On a side note: I have got to lose some weight — fucking hell, I look nine months pregnant — so there’ll also be a lot less fork time when I get back.

4 comments

  1. Your shooting has always been kinda miss and miss, at least while I have watched you shoot.

    I suggest trying for an NRA-Winchester distinguished rifleman in .22lr. That will clean that crap up. Use a top quality .22 with a proper .22lr parallax scope.

    Maybe a Nikon Prostaff 22?

  2. What can a true friend say about your travails?
    “No Kim, you don’t need to shed weight”; or, “Crikey Du Toit, you look like a pregnant magpie son! 20 mile hike for you at 0530 tomorrow, and no more than one pack of K rations.” ?
    “No Kim, it is the gun’s fault”. Or, “listen KDT, master the bleedin basics son! Trigger, breathing, sight picture, don’t snatch the trigger son, don’t bleedin well flinch” ?

    Too long wallowing in the decadent lifestyle of running-dog capitalists. Time for a de-tox. Then onward and upward.

    However, I like the look of those nice rifles in the stand; plus some cartridges that are far larger than I have ever used. (envy, envy. Exit stage left, still grumbling…)

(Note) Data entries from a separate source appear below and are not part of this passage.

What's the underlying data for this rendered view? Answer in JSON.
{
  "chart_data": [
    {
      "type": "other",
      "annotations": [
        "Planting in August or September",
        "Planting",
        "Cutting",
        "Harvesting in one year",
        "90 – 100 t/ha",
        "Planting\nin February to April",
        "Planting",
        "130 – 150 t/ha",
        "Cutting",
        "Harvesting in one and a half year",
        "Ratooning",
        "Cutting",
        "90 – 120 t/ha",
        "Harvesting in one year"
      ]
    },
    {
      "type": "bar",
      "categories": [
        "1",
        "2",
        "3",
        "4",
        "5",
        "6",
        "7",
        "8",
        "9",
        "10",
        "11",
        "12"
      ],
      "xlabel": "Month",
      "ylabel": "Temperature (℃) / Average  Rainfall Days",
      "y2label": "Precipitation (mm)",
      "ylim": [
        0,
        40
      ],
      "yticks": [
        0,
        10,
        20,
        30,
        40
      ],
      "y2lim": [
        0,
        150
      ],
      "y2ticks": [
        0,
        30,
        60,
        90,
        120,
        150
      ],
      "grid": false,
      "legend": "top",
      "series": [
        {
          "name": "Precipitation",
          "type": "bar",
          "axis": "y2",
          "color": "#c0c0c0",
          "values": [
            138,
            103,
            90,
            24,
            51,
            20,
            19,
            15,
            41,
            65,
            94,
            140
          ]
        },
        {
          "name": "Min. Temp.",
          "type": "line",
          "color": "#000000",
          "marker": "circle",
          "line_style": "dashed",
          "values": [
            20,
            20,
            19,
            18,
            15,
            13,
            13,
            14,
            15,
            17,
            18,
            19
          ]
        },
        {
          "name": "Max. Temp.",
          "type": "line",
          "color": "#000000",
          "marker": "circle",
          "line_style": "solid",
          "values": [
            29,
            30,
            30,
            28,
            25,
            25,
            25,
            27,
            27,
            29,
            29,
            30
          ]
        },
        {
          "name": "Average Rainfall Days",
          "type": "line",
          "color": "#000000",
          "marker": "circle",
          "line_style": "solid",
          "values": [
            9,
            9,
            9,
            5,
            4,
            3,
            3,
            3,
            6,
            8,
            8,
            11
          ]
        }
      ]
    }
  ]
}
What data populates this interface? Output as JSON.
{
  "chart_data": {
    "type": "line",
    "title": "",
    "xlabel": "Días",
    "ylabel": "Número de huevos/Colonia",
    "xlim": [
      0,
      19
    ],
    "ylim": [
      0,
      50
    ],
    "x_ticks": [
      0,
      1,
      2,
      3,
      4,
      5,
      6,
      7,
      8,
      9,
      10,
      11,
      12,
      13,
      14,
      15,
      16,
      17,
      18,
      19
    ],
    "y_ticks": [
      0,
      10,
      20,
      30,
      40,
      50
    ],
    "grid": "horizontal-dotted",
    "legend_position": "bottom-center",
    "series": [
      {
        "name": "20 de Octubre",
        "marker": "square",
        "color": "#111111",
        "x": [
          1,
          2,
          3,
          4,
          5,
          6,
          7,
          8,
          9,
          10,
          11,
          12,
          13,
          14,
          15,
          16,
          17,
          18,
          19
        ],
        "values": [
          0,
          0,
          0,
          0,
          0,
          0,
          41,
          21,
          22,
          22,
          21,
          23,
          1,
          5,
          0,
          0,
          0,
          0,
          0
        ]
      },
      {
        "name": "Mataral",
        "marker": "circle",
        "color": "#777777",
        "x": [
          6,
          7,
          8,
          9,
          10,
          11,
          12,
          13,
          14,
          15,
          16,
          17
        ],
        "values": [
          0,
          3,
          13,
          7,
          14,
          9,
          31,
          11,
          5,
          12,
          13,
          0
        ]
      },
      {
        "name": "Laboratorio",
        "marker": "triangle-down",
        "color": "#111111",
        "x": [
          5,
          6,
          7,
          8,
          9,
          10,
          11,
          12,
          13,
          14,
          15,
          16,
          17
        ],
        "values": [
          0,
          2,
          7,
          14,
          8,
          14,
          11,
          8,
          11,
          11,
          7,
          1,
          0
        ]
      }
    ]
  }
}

  3. Been there, done that. I have learned that it is worthwhile to dig out the CZ (a 452 American) about once a month and focus on offhand work for an hour or so. The 452 does cloverleafs at 50 meters with Ely Match, the Leupold on it is always crystal clear, so any variance is me, not the equipment. It’s a useful reminder to stay in practice, and the results extend well to other rifles.

    While you’re losing weight – something I, and many others, have gone through – I’d suggest some concentration on strength development in the areas of arms, shoulders, back and abdomen; those are the areas most beneficial to steadier rifle work.

    One exercise I’ve found particularly useful is something physical and occupational therapists use: a wood rod with a string and weight. Extend arms, roll up, roll down, roll back up again, overhand, increasing the weight over time; when you think you’ve gotten good at it, do it underhand. It’s a thoroughly crappy movie in a great many respects, but I was surprised to note that this exact training was included in Hannie Caulder; someone in the production was a shooter.